LAS VEGAS -- The Nevada Equal Rights Commission decided in a 3-to-1 vote that the Las Vegas Athletic Club’s promotion offering free enrollment to women was discriminatory. The vote was held Nov. 7 after a public hearing before the commission.
The ruling came as a result of a complaint filed by Todd Phillips, who brought the complaint last year after his wife got a free enrollment to the fitness club while he did not.
Chad Smith, the executive vice president of the Las Vegas Athletic Club, says the outcome of the vote was expected, even though he disagrees with it.
“We don’t feel like what we were doing is discrimination,” Smith says.
During special promotions, the Las Vegas Athletic Club offered a free enrollment to women and charged a $10 enrollment to men. Enrollment at the club normally is $99.
Phillips claims that once he complained about the promotion to the club staff, the club terminated his membership. Phillips also says he received a letter from the club stating his membership was cancelled and that he would be accused of trespassing if he returned to any of the six Las Vegas Athletic Clubs.
“It was retaliation because I questioned the policy,” Phillips says. “That saw that as an affront.”
Smith acknowledges that the letter was sent to Phillips, but only after Phillips made repeated calls to the six Las Vegas Athletic Clubs and harassed employees about the company’s promotion, Smith says.
The letter from the club prompted the complaint, Phillips says, not because Phillips, an attorney, has tried several cases involving women who receive free admission into nightclubs.
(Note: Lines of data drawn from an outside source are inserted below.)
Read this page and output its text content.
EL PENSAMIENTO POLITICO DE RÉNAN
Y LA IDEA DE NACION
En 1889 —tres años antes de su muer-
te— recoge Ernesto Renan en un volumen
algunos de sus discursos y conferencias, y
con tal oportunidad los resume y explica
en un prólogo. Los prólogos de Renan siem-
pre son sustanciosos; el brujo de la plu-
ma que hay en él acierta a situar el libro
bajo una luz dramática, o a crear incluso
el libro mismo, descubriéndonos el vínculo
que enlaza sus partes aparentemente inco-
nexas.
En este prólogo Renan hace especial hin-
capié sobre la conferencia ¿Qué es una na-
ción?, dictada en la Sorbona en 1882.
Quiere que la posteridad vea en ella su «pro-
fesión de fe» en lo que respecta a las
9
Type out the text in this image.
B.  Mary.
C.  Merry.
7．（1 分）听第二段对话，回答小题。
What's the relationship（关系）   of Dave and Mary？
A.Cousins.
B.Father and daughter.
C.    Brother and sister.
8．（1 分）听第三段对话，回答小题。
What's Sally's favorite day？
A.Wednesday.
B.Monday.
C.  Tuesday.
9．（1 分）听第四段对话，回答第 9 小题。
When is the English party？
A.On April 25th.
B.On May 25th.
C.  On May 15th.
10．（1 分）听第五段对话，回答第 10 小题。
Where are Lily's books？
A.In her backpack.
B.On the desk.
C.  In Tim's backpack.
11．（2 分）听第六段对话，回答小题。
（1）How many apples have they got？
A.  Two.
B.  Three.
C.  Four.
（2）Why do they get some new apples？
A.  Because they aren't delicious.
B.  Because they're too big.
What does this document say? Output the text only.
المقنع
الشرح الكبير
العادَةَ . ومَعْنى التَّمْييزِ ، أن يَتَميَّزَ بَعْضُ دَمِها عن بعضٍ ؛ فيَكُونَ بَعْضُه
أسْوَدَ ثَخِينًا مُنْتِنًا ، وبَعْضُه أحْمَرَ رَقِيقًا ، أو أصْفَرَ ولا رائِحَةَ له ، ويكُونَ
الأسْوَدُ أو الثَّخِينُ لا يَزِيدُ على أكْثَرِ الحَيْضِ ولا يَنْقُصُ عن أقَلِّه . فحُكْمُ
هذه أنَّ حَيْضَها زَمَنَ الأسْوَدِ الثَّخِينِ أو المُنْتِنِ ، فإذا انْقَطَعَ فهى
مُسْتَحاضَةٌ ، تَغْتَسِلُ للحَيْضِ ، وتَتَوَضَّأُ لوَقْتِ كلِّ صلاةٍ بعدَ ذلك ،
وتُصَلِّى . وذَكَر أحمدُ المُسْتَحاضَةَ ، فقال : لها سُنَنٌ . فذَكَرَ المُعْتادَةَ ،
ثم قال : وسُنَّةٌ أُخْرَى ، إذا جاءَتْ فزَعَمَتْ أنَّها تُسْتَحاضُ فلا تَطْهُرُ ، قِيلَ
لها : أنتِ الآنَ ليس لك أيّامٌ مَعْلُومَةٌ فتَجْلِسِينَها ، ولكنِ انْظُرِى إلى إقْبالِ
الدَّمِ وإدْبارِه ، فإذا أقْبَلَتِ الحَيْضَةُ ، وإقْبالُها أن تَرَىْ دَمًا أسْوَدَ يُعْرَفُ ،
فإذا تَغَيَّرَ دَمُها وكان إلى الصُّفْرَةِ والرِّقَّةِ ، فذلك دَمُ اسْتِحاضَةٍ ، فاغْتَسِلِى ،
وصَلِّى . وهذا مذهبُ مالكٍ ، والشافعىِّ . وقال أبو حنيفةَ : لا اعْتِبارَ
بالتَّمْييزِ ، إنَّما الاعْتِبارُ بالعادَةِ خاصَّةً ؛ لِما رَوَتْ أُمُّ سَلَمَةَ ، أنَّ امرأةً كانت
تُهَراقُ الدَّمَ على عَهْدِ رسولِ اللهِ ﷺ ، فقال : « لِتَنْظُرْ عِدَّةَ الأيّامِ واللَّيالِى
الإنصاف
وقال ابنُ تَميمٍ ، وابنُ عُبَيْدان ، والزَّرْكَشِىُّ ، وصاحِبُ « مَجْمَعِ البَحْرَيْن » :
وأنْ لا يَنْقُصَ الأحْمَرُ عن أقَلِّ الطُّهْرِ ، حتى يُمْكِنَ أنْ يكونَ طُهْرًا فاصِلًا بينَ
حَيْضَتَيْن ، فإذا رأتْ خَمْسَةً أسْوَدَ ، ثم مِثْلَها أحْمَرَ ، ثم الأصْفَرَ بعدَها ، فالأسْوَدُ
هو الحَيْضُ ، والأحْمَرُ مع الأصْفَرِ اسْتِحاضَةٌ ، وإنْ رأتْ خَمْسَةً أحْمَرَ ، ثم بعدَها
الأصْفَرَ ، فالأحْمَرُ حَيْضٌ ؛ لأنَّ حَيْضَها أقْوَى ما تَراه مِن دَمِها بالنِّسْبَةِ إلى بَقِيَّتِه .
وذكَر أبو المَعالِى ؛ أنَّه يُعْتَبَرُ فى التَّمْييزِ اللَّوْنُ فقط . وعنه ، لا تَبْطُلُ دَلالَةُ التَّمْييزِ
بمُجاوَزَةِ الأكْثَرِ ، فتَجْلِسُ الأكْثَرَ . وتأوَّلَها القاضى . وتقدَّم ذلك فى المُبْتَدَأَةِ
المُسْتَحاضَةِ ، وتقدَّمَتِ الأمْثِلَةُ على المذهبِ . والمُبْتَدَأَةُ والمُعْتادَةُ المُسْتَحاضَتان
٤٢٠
“I believe everyone should stand up for their civil rights,” he says.
Smith says that this matter will eventually go to court, and that the issue could continue to go on in the legal system for the next three to five years. It is also possible, Smith says, that the Nevada Resort Association will get involved in the case once it goes to court. An attorney with the association, which represents the casino industry, was on hand for the hearing last week.
Casinos also charge men and women differently for entry into several clubs, and the commission’s ruling could impact them in the future, the attorney for the association claimed. However, the association’s impact at the hearing was minimal since it was not party to the complaint.
“The ruling that [the commission] made affects not just our health club but all public accommodation and service industry in the state,” Smith says. “There is a specific law that addresses health clubs. They did not look at that law. They looked at the law that addresses what the Equal Rights Commission is supposed to do. The Equal Rights Commission is supposed to focus on all discrimination, including gender and age, while the law that addresses health clubs leaves out gender and age and other public accommodations.”
The commission issued a cease-and-desist order to stop the Las Vegas Athletic Club from running its “ladies join free” promotion, which Smith says the club stopped doing about three months ago.
“We had the same special that just ran last month; however, we allowed men to sign up under a free enrollment as well during that time, so it was equal pricing,” says Smith, who adds that he hopes to overturn the cease-and-desist order in court.
Phillips says the free enrollment for women and men is “perfectly lawful,” but he adds the promotion would be better if there were no mention of women or men, and it simply said “free enrollment.”
The commission had dismissed another complaint against the Las Vegas Athletic Club that questioned the club’s use of women-only areas, including a women-only workout room with trainers who have education in women’s health issues.
A similar case to the one in Las Vegas recently arose in California, where a man filed complaints against two women-only clubs on the basis of sex discrimination.